Junip
Live at Brudenell Social Club on Sunday, 10th October 2010
OK sleepy heads, no cheating now. Hands up who knew Jose Gonzalez had a band of his own that have been slipping in and out of consciousness since their school days in Sweden at the back end of the 90s? Yeah, yeah, yeah, there's always a smart arse at the back of the class.
Gonzalez is the Nick Drake/John Martyn/Latin pop influenced folky who four years ago struck a chord or two with Heartbeats, an earnest cover of The Knife's trashy electro pop song which went hand in hand with a quarter of a million multi-coloured balls bouncing down the streets of San Francisco in an ad looking to flog HD TVs.
Well, the lo-fi Gothenburg trio are up to a five-piece for their first European tour as a band and keen to make up for lost time. If you were expecting a night around the coffee table of Gonzalez's hypnotic and mournful voice you'd be half right, because these boys deliver a smorgasbord of trippy folk and 1960s psychedelia that takes its lead from Tobias Winterkorn's Moog and synth but built on the purposely repetitive afro-beat rhythms of Elias Ariya, and all decorated with bongos, glockenspiel and recorder.
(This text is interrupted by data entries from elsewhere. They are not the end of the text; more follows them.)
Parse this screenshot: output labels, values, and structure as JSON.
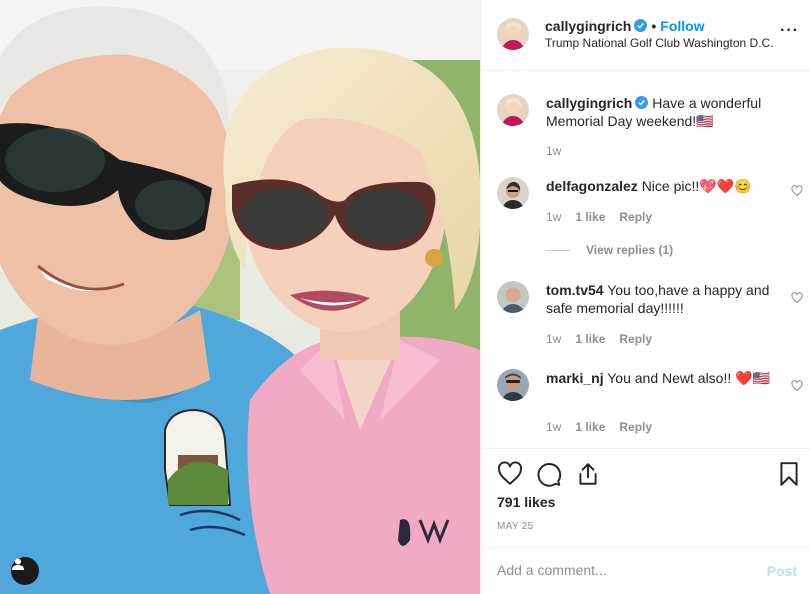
{
  "post": {
    "author": "callygingrich",
    "follow_label": "Follow",
    "location": "Trump National Golf Club Washington D.C.",
    "separator": "•",
    "more_label": "···",
    "user_tag_icon": "user-tag-icon"
  },
  "caption": {
    "username": "callygingrich",
    "text": "Have a wonderful Memorial Day weekend!🇺🇸",
    "time": "1w"
  },
  "comments": [
    {
      "username": "delfagonzalez",
      "text": "Nice pic!!💖❤️😊",
      "time": "1w",
      "likes": "1 like",
      "reply_label": "Reply"
    },
    {
      "username": "tom.tv54",
      "text": "You too,have a happy and safe memorial day!!!!!!",
      "time": "1w",
      "likes": "1 like",
      "reply_label": "Reply"
    },
    {
      "username": "marki_nj",
      "text": "You and Newt also!! ❤️🇺🇸",
      "time": "1w",
      "likes": "1 like",
      "reply_label": "Reply"
    }
  ],
  "view_replies": "View replies (1)",
  "stats": {
    "likes": "791 likes",
    "date": "MAY 25"
  },
  "composer": {
    "placeholder": "Add a comment...",
    "post_label": "Post"
  },
  "colors": {
    "accent": "#0095f6",
    "post_disabled": "#b2dffc",
    "muted": "#8e8e8e"
  }
}
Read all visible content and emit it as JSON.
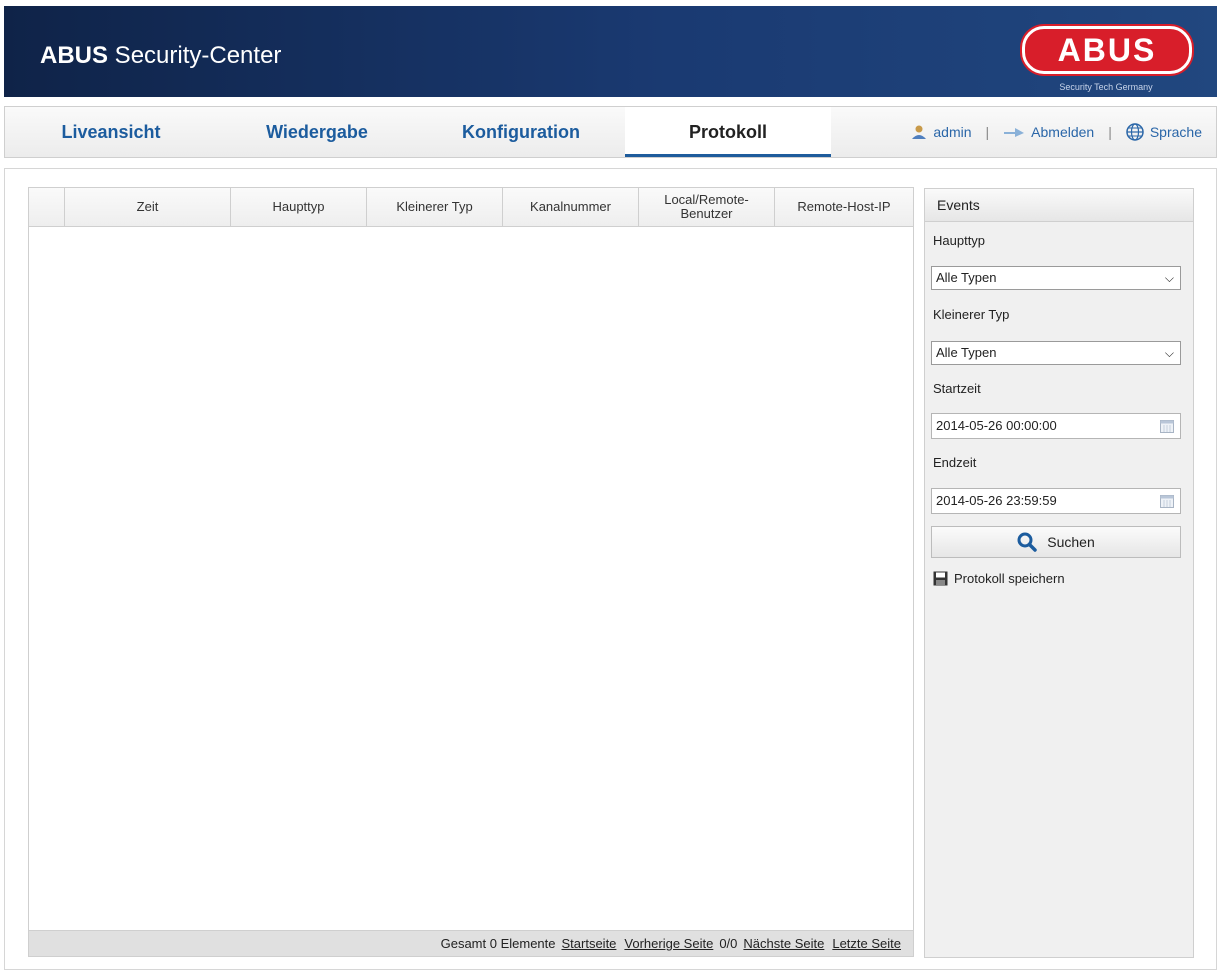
{
  "header": {
    "title_brand": "ABUS",
    "title_rest": " Security-Center",
    "logo_text": "ABUS",
    "logo_sub": "Security Tech Germany"
  },
  "nav": {
    "tabs": [
      "Liveansicht",
      "Wiedergabe",
      "Konfiguration",
      "Protokoll"
    ],
    "active_tab": "Protokoll",
    "user": "admin",
    "logout": "Abmelden",
    "language": "Sprache"
  },
  "table": {
    "columns": [
      "",
      "Zeit",
      "Haupttyp",
      "Kleinerer Typ",
      "Kanalnummer",
      "Local/Remote-Benutzer",
      "Remote-Host-IP"
    ],
    "rows": []
  },
  "pagination": {
    "total": "Gesamt 0 Elemente",
    "first": "Startseite",
    "prev": "Vorherige Seite",
    "page": "0/0",
    "next": "Nächste Seite",
    "last": "Letzte Seite"
  },
  "side": {
    "heading": "Events",
    "main_type_label": "Haupttyp",
    "main_type_value": "Alle Typen",
    "sub_type_label": "Kleinerer Typ",
    "sub_type_value": "Alle Typen",
    "start_label": "Startzeit",
    "start_value": "2014-05-26 00:00:00",
    "end_label": "Endzeit",
    "end_value": "2014-05-26 23:59:59",
    "search_label": "Suchen",
    "save_label": "Protokoll speichern"
  },
  "colors": {
    "banner": "#1a3a72",
    "link": "#1c5c9e",
    "logo_red": "#d81e2a"
  }
}
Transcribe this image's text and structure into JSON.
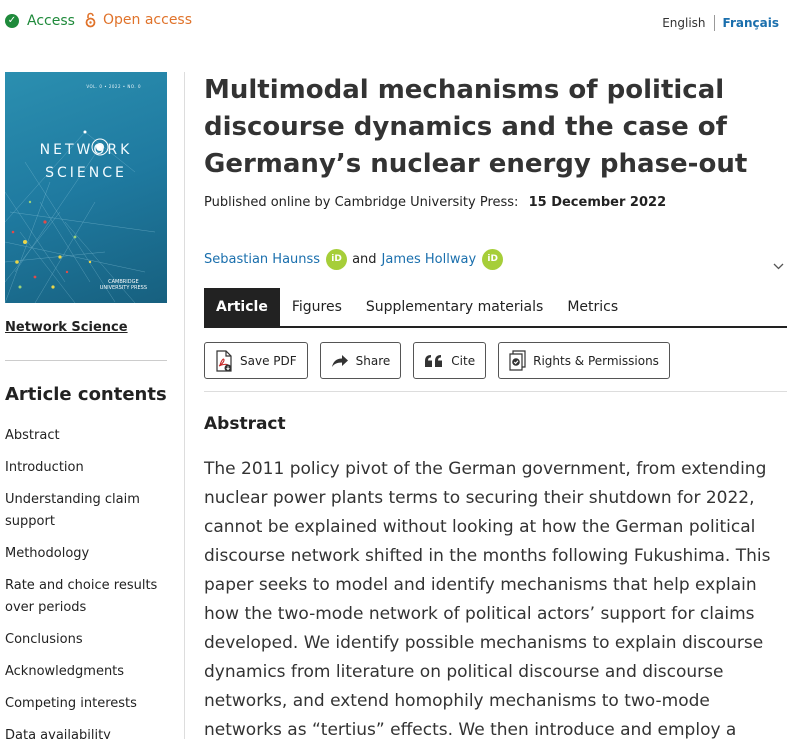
{
  "topbar": {
    "access_label": "Access",
    "open_access_label": "Open access",
    "lang_en": "English",
    "lang_fr": "Français"
  },
  "sidebar": {
    "cover": {
      "issue_line": "VOL. 0 • 2022 • NO. 0",
      "title_line1": "NETWORK",
      "title_line2": "SCIENCE",
      "publisher_line1": "CAMBRIDGE",
      "publisher_line2": "UNIVERSITY PRESS"
    },
    "journal_link": "Network Science",
    "contents_title": "Article contents",
    "contents": [
      "Abstract",
      "Introduction",
      "Understanding claim support",
      "Methodology",
      "Rate and choice results over periods",
      "Conclusions",
      "Acknowledgments",
      "Competing interests",
      "Data availability"
    ]
  },
  "article": {
    "title": "Multimodal mechanisms of political discourse dynamics and the case of Germany’s nuclear energy phase-out",
    "published_prefix": "Published online by Cambridge University Press:",
    "published_date": "15 December 2022",
    "author1": "Sebastian Haunss",
    "author_and": "and",
    "author2": "James Hollway",
    "orcid_label": "iD"
  },
  "tabs": [
    "Article",
    "Figures",
    "Supplementary materials",
    "Metrics"
  ],
  "actions": {
    "save_pdf": "Save PDF",
    "share": "Share",
    "cite": "Cite",
    "rights": "Rights & Permissions"
  },
  "abstract": {
    "heading": "Abstract",
    "text": "The 2011 policy pivot of the German government, from extending nuclear power plants terms to securing their shutdown for 2022, cannot be explained without looking at how the German political discourse network shifted in the months following Fukushima. This paper seeks to model and identify mechanisms that help explain how the two-mode network of political actors’ support for claims developed. We identify possible mechanisms to explain discourse dynamics from literature on political discourse and discourse networks, and extend homophily mechanisms to two-mode networks as “tertius” effects. We then introduce and employ a"
  },
  "colors": {
    "link": "#1a6fad",
    "access_green": "#1f8a3b",
    "open_access_orange": "#e0732b",
    "orcid_green": "#a6ce39",
    "cover_teal": "#1f7aa0"
  }
}
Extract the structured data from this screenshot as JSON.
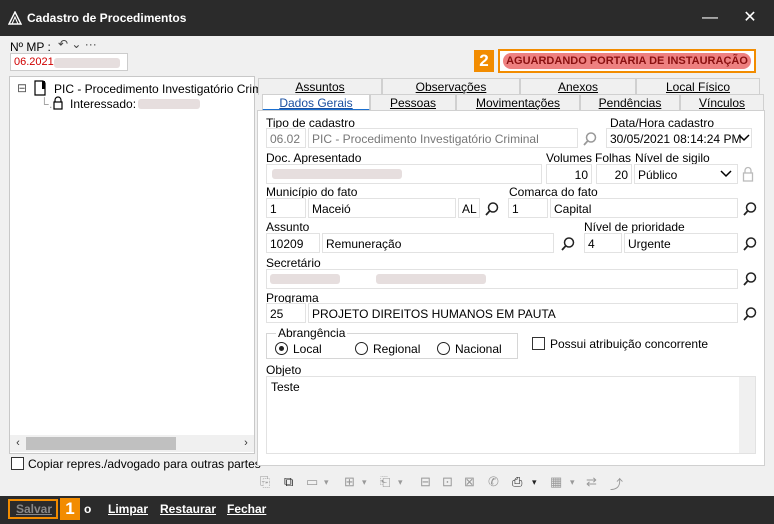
{
  "window": {
    "title": "Cadastro de Procedimentos",
    "minimize": "—",
    "close": "✕"
  },
  "header": {
    "mp_label": "Nº MP :",
    "mp_value": "06.2021",
    "undo_glyphs": "↶ ⌄ ···",
    "status_badge_number": "2",
    "status_text": "AGUARDANDO PORTARIA DE INSTAURAÇÃO"
  },
  "tree": {
    "root_label": "PIC - Procedimento Investigatório Crimi",
    "child_label": "Interessado:",
    "copy_checkbox_label": "Copiar repres./advogado para outras partes"
  },
  "tabs": {
    "row1": [
      "Assuntos",
      "Observações",
      "Anexos",
      "Local Físico"
    ],
    "row2": [
      "Dados Gerais",
      "Pessoas",
      "Movimentações",
      "Pendências",
      "Vínculos"
    ]
  },
  "form": {
    "tipo_label": "Tipo de cadastro",
    "tipo_code": "06.02",
    "tipo_value": "PIC - Procedimento Investigatório Criminal",
    "data_label": "Data/Hora cadastro",
    "data_value": "30/05/2021 08:14:24 PM",
    "doc_label": "Doc. Apresentado",
    "volumes_label": "Volumes",
    "volumes_value": "10",
    "folhas_label": "Folhas",
    "folhas_value": "20",
    "sigilo_label": "Nível de sigilo",
    "sigilo_value": "Público",
    "municipio_label": "Município do fato",
    "municipio_code": "1",
    "municipio_value": "Maceió",
    "municipio_uf": "AL",
    "comarca_label": "Comarca do fato",
    "comarca_code": "1",
    "comarca_value": "Capital",
    "assunto_label": "Assunto",
    "assunto_code": "10209",
    "assunto_value": "Remuneração",
    "prioridade_label": "Nível de prioridade",
    "prioridade_code": "4",
    "prioridade_value": "Urgente",
    "secretario_label": "Secretário",
    "programa_label": "Programa",
    "programa_code": "25",
    "programa_value": "PROJETO DIREITOS HUMANOS EM PAUTA",
    "abrangencia_label": "Abrangência",
    "radio_local": "Local",
    "radio_regional": "Regional",
    "radio_nacional": "Nacional",
    "concorrente_label": "Possui atribuição concorrente",
    "objeto_label": "Objeto",
    "objeto_value": "Teste"
  },
  "bottom": {
    "save_badge_number": "1",
    "save": "Salvar",
    "partial": "o",
    "limpar": "Limpar",
    "restaurar": "Restaurar",
    "fechar": "Fechar"
  },
  "colors": {
    "accent": "#f28c00",
    "status_bg": "#ee8080",
    "titlebar": "#2b2b2b",
    "tab_active": "#1a6fd0"
  }
}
The night kicks off with a bit of Ikea style set-building as Winterkorn positions a rubber plant in the middle of the stage to complement an illuminated globe and a cuckoo clock, and they get off to a cosy living-room start as they launch into Rope and Summit, a Doors-like track from Fields - their one and only album which was released last month.
I like this band, I really do, but as the set ploughs through To The Grain and up into the night sky of It's Alright and back down again as the punchy bass treks through the country lanes of Sweet and Bitter you have to wonder what they bring to the table as a live act. Gonzalez ain't the most charismatic showman, most of his lyrics deserve to be sitting in the deepest waste paper basket of the worst sixth-form poet and his voice - mesmerising as it is - lacks depth. As a collective their material is certainly stronger than Gonzalez's solo stuff but on stage the light in this particularly gloomy pine forest flickers only intermittently. There are no surprises here and no high points, just a feeling that here are three shy, arty types looking to provide a bit of warmth against three months of winter darkness the Swedes are so familiar with.
Without You and Always are relentlessly beautiful on record and stage but dreaminess occasionally demands a 6am wake-up call to break up the tempo. There are signs of that happening as the set veers away from Fields. At The Doors is pure Set the Controls for the Heart of The Sun although unlike the Pink Floyd track this one rises to a crescendo before bringing us back to earth. A fullish crowd starts to stir at Far Away and In Every Direction, before the encore delivers us Chickens which is punctuated by an unnervingly loud bang from one of the speakers. "An explosion!" quips Gonzalez, but sadly this particular hiker doesn't haven't any more jokes in his ruck sack.
Instead he asks the crowd what they want to hear. Black Refuge is off limits as they haven't rehearsed it and inevitably the couples in the audience want Heartbeats. "No, no, only Juniper songs tonight," says an embarrassed Gonzalez as he considers further requests from the room. So what do they finish with? Correct. The Ghost of Tom Joad by er...Bruce Springsteen. It was a shame they didn't get round to Let It Pass but perhaps that would have been one lullaby too many. An appreciative crowd gave them a rousing send-off equal to the one they gave the support which was provided by a man who just craves the stage and is definitely one to watch - big-hearted Canadian Dan Mangan.
Only caught a couple of his songs but he seems to mix the good parts of Bright Eyes and the gravelly-voiced Micah P Hinson to good effect, and had a sizeable audience eating blueberry muffins out of the palm of his hands. Yes, Dan I know - you're so right! Robots need to be loved too, I've always said that! Just to make sure everyone became involved he breezed into the crowd with acoustic guitar to belt out the chorus of Robots standing on the back wall in the ultimate act of audience participation. Dan, you're the man.